10 mar 2014

Una pillola amara

È quella che hanno dovuto inghiottire Roche e Novartis, con la sentenza dell’Antitrust che ha imposto ai due colossi dell’industria farmaceutica una multa da oltre180 milioni di euro. La motivazione è presto detta: «un cartello che ha condizionato le vendite dei principali prodotti destinati alla cura della vista». 

A farne le spese l’economico Avastin, un farmaco usato per il trattamento della degenerazione maculare senile e di altre gravi malattie oculistiche, a favore del ben più costoso Lucentis. Ma soprattutto, i contribuenti italiani: l’accordo - tutto meno che tacito, stando alle telefonate tra i due amministratori delegati – ha infatti comportato dei costi aggiuntivi enormi per le casse dello Stato italiano: per l’esattezza, oltre 45 milioni di euro nel 2012, con un possibile impatto futuro di ulteriori 600 milioni all’anno. 


Un tema molto delicato, quello del rapporto tra Big Pharma – le più grandi case farmaceutiche mondiali – e il Sistema Sanitario Nazionale. Con la prima che detiene un potere di lobbying, non solo negli U.S.A., come qualcuno potrebbe pensare, capace di influenzare le scelte di farmacisti, medici e persino ministri (si pensi alla preoccupazione con cui, nel film “Il divo”, Giulio Andreotti si interessa al mantenimento del Tedax nel prontuario dei farmaci). 

Se, da un lato, è vero che chi produce un bene non comune ha tutto il diritto di guadagnare dalla sua vendita, dall’altro non si possono consentire comportamenti poco trasparenti in un settore così importante: con la salute dei cittadini, e con le loro tasche, non si può giocare. Tuttavia, un intervento una tantum non basta: ammesso che si riesca a far loro risarcire il danno, per aziende del fatturato di Roche e Novartis quella stabilita dall’Autorità Garante della Concorrenza e del Mercato è una cifra irrisoria. È necessario cambiare il sistema alla base, rendendo più trasparente le relazioni tra i diversi stakeholder. 

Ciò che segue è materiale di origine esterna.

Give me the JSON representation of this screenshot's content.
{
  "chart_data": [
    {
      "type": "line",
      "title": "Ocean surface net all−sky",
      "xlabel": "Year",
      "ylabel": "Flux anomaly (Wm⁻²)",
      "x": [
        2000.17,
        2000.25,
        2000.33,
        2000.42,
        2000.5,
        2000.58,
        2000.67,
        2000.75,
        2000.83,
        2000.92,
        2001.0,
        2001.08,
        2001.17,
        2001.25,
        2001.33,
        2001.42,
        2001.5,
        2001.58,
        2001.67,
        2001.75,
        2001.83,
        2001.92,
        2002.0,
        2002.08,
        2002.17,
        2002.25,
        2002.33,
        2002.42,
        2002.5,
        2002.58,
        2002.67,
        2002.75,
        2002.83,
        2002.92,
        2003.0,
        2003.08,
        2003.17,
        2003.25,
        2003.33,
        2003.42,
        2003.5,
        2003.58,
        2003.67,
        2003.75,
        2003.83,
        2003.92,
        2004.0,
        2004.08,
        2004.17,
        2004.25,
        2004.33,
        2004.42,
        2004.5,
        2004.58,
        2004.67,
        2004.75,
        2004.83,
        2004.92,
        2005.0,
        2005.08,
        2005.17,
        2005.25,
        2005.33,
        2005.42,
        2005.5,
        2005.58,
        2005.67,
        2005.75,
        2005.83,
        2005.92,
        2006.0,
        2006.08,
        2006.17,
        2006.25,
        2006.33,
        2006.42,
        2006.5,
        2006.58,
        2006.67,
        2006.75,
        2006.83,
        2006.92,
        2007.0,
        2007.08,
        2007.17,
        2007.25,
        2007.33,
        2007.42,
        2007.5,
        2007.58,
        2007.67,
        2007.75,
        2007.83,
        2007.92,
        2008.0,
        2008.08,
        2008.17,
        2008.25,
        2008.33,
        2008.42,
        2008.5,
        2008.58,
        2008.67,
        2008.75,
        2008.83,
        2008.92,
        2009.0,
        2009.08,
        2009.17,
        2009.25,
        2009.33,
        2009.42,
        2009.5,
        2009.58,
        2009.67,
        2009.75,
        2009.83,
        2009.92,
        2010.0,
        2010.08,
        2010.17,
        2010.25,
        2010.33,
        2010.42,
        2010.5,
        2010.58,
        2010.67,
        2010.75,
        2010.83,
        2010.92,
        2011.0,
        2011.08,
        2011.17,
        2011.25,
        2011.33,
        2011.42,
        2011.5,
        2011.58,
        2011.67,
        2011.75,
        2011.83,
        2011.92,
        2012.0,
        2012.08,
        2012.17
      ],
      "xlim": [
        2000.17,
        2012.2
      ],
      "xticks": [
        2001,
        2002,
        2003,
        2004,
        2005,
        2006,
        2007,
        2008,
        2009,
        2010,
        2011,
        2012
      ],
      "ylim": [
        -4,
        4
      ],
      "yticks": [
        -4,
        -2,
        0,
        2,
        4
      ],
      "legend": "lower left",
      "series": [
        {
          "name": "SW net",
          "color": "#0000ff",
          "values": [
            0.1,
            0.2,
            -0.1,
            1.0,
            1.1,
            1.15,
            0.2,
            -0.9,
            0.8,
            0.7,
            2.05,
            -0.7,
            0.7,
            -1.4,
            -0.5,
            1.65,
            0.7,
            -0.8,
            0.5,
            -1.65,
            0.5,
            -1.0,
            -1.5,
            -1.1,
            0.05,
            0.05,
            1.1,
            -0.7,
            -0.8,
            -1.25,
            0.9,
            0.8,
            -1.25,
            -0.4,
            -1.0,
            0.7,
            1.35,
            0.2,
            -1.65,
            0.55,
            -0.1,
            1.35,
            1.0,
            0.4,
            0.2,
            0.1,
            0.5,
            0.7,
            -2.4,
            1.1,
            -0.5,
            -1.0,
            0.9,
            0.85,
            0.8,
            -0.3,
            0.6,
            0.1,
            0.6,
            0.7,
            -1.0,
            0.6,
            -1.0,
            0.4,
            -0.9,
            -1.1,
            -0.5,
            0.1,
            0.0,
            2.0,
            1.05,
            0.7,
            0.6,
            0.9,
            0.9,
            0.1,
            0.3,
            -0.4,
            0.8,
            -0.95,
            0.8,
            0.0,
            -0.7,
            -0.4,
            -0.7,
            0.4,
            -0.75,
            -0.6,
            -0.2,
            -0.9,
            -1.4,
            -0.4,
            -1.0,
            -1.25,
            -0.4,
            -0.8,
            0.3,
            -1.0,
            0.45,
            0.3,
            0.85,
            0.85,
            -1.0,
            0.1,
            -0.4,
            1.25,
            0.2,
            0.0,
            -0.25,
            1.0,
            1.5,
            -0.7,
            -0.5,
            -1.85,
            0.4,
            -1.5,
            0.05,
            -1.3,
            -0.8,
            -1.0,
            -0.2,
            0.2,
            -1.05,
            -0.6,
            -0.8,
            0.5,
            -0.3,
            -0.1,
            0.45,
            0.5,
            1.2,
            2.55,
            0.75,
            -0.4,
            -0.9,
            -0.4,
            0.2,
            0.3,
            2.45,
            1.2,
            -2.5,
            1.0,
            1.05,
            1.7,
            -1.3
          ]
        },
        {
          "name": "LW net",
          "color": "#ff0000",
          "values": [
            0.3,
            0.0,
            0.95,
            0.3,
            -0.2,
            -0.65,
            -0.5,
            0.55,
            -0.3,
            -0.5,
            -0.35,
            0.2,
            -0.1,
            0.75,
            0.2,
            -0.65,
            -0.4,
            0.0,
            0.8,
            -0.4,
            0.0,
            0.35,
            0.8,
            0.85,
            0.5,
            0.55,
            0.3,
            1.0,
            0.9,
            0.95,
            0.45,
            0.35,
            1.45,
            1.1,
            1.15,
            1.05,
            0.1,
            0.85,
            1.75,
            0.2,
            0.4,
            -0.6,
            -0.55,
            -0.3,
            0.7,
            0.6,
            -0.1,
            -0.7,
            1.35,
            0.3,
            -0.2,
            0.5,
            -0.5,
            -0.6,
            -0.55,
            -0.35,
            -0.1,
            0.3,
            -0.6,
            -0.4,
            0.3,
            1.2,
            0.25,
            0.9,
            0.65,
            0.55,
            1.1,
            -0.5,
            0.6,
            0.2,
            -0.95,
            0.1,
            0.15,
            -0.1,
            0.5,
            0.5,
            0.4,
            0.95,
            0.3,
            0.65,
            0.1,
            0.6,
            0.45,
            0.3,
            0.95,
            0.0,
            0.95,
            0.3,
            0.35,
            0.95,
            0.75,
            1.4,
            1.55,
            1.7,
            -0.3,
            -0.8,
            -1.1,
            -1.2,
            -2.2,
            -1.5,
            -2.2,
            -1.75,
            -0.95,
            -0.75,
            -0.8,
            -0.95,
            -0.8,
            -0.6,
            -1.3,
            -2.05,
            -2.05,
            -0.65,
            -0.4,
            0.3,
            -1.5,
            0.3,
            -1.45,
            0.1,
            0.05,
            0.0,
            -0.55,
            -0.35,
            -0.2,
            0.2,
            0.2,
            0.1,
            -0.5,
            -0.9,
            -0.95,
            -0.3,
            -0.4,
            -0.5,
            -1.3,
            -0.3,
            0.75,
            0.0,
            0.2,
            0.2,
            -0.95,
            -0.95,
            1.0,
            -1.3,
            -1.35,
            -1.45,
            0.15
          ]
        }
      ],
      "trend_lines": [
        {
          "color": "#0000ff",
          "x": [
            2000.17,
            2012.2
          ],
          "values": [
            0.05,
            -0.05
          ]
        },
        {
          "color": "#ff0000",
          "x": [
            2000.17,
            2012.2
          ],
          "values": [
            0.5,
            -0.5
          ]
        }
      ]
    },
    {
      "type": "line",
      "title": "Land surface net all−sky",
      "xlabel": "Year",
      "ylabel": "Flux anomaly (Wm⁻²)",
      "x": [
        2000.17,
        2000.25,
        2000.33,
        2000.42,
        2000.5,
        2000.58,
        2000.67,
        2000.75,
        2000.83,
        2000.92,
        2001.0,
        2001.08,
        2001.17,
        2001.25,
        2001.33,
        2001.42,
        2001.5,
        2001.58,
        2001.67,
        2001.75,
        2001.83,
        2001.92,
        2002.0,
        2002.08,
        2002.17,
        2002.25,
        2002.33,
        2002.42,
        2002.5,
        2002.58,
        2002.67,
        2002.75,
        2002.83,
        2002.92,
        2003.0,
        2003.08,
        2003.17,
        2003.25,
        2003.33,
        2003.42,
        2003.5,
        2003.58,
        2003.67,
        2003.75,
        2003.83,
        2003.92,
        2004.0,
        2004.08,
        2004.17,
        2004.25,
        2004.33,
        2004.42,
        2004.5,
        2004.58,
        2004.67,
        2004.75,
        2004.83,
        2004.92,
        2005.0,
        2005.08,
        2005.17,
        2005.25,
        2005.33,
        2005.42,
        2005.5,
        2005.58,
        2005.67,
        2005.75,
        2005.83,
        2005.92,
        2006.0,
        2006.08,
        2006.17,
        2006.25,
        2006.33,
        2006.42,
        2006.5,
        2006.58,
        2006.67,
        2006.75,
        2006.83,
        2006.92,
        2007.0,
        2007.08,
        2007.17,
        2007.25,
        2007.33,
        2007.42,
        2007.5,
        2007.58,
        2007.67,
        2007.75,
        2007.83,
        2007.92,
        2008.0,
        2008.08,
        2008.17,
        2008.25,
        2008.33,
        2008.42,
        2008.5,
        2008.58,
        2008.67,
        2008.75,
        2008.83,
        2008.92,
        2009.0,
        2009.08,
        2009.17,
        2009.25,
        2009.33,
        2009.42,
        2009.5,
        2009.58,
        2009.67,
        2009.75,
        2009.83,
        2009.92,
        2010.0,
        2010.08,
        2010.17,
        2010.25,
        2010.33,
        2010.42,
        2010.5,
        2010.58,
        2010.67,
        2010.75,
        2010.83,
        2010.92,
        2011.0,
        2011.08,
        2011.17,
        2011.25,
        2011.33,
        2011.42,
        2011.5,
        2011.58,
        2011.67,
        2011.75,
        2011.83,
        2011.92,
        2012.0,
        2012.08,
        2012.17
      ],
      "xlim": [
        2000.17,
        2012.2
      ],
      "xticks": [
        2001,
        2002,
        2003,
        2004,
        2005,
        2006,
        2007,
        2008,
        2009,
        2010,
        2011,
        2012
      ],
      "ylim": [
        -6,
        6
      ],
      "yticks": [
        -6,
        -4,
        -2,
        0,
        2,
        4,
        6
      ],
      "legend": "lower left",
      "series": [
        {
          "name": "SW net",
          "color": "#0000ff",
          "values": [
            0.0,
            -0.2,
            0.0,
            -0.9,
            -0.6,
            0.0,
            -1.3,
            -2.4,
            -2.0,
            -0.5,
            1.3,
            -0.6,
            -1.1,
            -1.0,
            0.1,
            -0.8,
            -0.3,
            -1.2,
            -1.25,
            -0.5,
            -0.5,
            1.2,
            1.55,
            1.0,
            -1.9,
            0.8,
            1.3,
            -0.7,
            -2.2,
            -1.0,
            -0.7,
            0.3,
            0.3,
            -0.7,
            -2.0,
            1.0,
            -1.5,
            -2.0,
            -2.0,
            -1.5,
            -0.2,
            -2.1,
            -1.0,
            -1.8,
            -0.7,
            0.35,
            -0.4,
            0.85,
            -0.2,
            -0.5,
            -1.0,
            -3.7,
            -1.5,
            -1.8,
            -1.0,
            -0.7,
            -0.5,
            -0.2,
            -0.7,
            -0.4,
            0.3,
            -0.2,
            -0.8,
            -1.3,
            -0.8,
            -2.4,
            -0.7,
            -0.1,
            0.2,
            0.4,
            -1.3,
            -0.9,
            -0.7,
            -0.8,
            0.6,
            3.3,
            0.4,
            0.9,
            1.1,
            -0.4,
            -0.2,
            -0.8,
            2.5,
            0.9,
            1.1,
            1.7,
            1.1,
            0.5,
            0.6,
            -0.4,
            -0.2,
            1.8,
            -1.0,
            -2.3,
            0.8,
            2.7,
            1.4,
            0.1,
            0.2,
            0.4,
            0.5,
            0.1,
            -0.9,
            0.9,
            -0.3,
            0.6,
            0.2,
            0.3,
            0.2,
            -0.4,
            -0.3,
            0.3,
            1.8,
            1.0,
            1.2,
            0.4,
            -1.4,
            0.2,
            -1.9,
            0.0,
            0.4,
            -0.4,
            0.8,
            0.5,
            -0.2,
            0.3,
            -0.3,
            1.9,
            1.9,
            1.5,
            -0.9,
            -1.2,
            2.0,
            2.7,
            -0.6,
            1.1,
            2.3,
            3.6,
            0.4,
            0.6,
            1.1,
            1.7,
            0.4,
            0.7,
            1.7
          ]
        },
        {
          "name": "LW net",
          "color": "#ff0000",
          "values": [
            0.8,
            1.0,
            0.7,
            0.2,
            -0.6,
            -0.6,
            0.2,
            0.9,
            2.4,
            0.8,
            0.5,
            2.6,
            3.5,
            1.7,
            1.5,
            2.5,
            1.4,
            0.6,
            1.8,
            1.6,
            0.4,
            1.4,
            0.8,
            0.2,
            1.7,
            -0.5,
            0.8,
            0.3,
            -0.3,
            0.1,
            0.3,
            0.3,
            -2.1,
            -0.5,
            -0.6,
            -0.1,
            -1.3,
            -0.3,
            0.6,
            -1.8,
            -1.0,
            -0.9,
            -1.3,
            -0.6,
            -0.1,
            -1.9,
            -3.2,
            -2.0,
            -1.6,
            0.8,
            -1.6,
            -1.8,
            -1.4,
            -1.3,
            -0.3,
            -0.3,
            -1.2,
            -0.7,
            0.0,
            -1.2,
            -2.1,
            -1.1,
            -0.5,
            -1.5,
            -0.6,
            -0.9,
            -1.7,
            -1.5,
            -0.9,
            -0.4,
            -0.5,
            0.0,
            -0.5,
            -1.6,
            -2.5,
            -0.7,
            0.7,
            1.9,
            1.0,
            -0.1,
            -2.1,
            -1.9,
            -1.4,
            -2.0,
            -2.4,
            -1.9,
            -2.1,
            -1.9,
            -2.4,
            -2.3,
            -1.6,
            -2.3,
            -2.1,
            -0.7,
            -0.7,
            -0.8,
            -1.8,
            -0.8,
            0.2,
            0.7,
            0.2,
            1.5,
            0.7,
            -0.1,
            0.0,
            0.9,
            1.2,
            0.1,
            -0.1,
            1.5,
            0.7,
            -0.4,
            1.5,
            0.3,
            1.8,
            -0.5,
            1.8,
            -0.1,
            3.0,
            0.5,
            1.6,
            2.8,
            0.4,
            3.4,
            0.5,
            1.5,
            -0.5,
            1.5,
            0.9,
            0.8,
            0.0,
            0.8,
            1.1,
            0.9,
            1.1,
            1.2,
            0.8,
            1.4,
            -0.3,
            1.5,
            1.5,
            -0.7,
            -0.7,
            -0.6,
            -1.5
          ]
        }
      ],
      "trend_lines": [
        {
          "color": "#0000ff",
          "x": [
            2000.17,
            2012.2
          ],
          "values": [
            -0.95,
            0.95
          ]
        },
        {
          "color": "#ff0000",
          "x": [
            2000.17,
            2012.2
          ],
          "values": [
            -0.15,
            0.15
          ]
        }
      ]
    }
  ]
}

Un ruolo fondamentale è giocato dalla comunicazione e dall’informazione, non solo giornalistica. Lo Stato deve essere il primo a farsi garante della tutela dei pazienti. A partire dal diritto alla prescrizione del cosiddetto “farmaco equivalente”, per finire al diritto – in questo caso dell’intera società – a vedere finanziata adeguatamente la ricerca pubblica. 
Le due aziende hanno già annunciato che ricorreranno in appello contro la decisione italiana, in quanto Avastin e Lucentis sarebbero due prodotti sviluppati per scopi terapeutici diversi: il primo oncologico, il secondo oftalmico. Probabilmente, l’ultima parola spetterà al Tribunale Amministrativo Regionale, a cui sarà indirizzato il ricorso. 



Intanto, il ministro della Salute Beatrice Lorenzin ha disposto una verifica dei possibili effetti collaterali di Avastin. 

Ma il problema sta a monte: finché giganti come quelli svizzeri avranno una situazione economica poco chiara – Novartis detiene una rilevante partecipazione in Roche, superiore al 30% - e quindi interessi che vanno oltre quelli farmaceutici, la pillola amara dovranno inghiottirla i malati.